A visual health check for your chickens

Keeping your birds healthy is your primary duty. In most cases, it is just a matter of checking them every day to make sure they look active and are showing no signs of discomfort.

After you have had your chickens for some time, you will get used to how they look and, when one or more start to appear unhappy, the signs will show straight away.

There are several questions we should ask ourselves when checking the birds and assessing if all is well in the coop.


A healthy bird will always look alert, stand upright, be very active showing good clean eyes, the plumage will look glossy and tight and the bird’s wattles and comb should have a bright red appearance.

They will eat and drink and generally look very happy and content.


Chickens, as with most animals, have a tendency to hide the fact that they are ill. When you check your birds, you may see a bird in the pen looking very hunched up; the head may be held down with the feathers looking ruffled, but as soon as you enter the pen the bird stands up and moves away quickly leaving you uncertain as to whether or not it is ill.

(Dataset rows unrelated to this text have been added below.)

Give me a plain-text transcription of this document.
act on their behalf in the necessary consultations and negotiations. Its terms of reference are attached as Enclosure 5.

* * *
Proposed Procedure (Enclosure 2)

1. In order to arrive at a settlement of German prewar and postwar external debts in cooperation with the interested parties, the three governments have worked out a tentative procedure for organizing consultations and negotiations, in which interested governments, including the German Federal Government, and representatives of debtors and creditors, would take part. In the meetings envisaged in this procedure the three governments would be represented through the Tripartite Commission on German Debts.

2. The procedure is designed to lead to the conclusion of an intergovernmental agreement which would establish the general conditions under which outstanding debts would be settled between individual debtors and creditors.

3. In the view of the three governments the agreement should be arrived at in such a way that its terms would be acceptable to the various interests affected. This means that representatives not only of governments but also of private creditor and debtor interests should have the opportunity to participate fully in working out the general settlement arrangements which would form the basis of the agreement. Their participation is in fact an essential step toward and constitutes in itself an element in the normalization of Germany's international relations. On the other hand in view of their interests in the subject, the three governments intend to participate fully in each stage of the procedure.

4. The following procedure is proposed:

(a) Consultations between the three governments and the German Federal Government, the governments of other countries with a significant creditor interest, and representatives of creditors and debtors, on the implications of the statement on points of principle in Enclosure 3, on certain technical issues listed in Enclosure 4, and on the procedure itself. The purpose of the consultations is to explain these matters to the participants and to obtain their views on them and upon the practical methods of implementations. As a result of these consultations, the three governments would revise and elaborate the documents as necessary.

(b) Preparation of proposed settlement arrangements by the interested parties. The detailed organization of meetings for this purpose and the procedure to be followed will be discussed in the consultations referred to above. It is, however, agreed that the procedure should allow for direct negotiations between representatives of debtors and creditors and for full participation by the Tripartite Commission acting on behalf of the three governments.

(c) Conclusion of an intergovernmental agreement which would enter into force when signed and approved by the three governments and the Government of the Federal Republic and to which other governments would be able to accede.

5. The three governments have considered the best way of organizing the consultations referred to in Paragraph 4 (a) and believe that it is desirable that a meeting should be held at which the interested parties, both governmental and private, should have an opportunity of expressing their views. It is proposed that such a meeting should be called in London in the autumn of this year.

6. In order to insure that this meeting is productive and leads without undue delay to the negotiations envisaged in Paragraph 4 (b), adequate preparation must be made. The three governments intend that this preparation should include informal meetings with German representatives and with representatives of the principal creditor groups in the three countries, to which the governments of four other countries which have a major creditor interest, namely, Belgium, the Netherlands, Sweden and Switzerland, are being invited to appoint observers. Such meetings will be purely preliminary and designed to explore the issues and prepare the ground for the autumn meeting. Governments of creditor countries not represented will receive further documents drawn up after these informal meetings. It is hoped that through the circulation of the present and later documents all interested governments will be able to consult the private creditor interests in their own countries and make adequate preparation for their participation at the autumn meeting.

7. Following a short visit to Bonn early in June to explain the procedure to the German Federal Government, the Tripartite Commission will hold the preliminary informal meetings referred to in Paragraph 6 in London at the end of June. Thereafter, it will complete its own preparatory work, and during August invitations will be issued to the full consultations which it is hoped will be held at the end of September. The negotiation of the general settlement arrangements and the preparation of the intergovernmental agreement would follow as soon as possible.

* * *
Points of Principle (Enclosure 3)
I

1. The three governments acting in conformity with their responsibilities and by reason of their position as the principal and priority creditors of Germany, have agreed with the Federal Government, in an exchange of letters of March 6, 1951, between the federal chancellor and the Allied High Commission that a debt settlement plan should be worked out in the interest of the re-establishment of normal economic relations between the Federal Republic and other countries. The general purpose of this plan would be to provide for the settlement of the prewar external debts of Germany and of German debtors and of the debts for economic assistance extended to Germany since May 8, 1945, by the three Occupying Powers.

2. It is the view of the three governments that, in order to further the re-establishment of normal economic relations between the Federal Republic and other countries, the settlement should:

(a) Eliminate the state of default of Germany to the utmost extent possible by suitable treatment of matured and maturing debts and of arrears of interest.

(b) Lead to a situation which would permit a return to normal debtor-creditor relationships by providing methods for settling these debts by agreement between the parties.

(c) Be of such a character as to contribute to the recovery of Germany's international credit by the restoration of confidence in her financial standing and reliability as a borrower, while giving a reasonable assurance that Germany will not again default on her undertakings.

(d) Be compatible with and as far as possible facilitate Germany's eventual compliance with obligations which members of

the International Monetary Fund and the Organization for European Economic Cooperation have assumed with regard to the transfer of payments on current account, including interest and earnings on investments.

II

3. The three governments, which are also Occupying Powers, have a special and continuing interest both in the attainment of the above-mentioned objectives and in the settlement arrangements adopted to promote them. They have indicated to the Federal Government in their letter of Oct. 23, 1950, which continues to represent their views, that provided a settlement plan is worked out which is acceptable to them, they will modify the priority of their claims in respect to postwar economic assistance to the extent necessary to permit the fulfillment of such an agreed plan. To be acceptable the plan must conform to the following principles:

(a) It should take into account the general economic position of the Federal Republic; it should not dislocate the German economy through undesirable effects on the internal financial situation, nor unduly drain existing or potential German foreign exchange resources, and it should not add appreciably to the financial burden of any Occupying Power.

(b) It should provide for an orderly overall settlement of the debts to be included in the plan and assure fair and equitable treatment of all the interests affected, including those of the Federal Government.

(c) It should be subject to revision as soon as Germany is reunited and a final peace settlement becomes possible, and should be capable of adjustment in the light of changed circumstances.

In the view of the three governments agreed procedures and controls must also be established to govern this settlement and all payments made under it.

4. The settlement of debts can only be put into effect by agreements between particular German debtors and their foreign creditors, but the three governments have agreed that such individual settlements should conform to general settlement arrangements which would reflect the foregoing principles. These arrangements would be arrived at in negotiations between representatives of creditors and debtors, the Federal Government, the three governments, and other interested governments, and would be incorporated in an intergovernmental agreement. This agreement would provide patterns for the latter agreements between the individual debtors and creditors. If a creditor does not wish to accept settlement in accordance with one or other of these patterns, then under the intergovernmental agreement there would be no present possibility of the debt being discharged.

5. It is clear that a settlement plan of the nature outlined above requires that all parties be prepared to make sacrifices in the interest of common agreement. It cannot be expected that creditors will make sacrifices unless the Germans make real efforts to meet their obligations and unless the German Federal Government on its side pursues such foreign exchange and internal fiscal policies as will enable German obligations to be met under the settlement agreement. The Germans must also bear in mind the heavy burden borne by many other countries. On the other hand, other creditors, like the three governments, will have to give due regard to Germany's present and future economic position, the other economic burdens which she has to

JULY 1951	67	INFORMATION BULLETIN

To be sure, you will need to stand quite still for a short period. This will allow the birds to settle down and become used to your presence. Once they are comfortable, any of the birds that are under the weather will soon show signs of droopiness, with eyes closing, wings drooping and fluffed up feathers. The birds will have the general appearance of looking very sorry for themselves.

If you see a bird that has this type of appearance, you need to investigate the problem immediately.

Carrying out a really thorough examination is recommended. You need to check for any signs of any eye infections (crusted, runny, part closed are the most common). Feel for loss of weight, look for the bird having any form of breathing difficulties, unusual droppings or dirty vent. Look around the vent and into the feathers for any signs of insect infestation as this can cause the birds distress. Also look out for nasal discharge or swollen sinuses.